-- Update at bottom --
Last week, Council Member Jacob Frey posted a really racist Minneapolis "Planning Area Designation" map to his Facebook page. (But as Minneapolis historian Kirsten Delegard tells us on Twitter, the map is descriptive, not prescriptive, so it's not correct to call it a "planning map.")
In north Minneapolis, the map designates a "Negro Section (Largest in city)." That area is in the same general vicinity as one of the map's handful of "Slum" sections. There are also areas labeled "Foreign Born," "Working Men's Homes," and "Hobohemia." On the flipside, the affluent southwest part of town is labeled, "Gold Coast."
Here's the map, which overlays the original document with "Interstate Highways and selected modern landmarks" from 2012 (click to enlarge):
On Facebook, Frey wrote:
Think our city has been desegregated? I beg to differ. What has changed since 1935 when we literally zoned by race? If you are unable to read the small type, North Minneapolis is marked as "Negro Section," NE is marked "Foreign Born," Southwest is marked "Gold Coast," SE is marked "Middle Class."Frey tells us he isn't totally sure the map is legit, but notes the eerie similarly between the planning zone names and modern-day Minneapolis's demographics -- for instance, the "Gold Coast" is still one of the wealthiest areas, while the "Negro Section" is the core of the city's African-American community.

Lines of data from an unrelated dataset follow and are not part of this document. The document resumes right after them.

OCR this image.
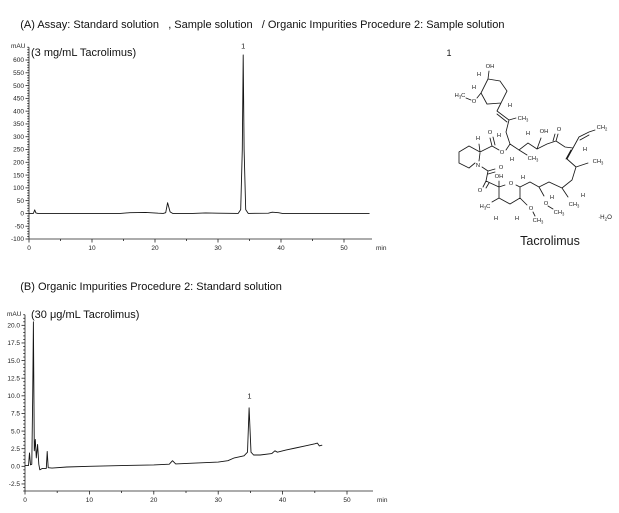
(A) Assay: Standard solution   , Sample solution   / Organic Impurities Procedure 2: Sample solution

(3 mg/mL Tacrolimus)

-100
-50
0
50
100
150
200
250
300
350
400
450
500
550
600
0	10	20	30	40	50
mAU
min
1
1
OH
H
H
$H_3C$
O
H
$CH_3$
H	H OH O	$CH_2$
H
$CH_3$
H
O
O
N	O
H $CH_3$
O
OH
O
H
$H_3C$
H	H
O
$CH_3$
H
O
$CH_3$
$CH_3$
H
$\cdot H_2O$
Tacrolimus

(B) Organic Impurities Procedure 2: Standard solution

(30 μg/mL Tacrolimus)

-2.5
0.0
2.5
5.0
7.5
10.0
12.5
15.0
17.5
20.0
0	10	20	30	40	50
mAU
min
1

These policy decisions still haunt us today, and are at the root of our opportunity gap. As I have said so many times, we cannot move beyond our problems unless we are living together.
Frey says he was given a paper copy of the map by someone at the Summit Academy, which he then uploaded to the web.
We asked city of Minneapolis spokesperson Casper Hill whether he could tell us anything about the city's role in preparing the map almost 80 years ago.
"I cannot determine whether or not elements of this map were created by the city of Minneapolis in the 1930s," Hill says.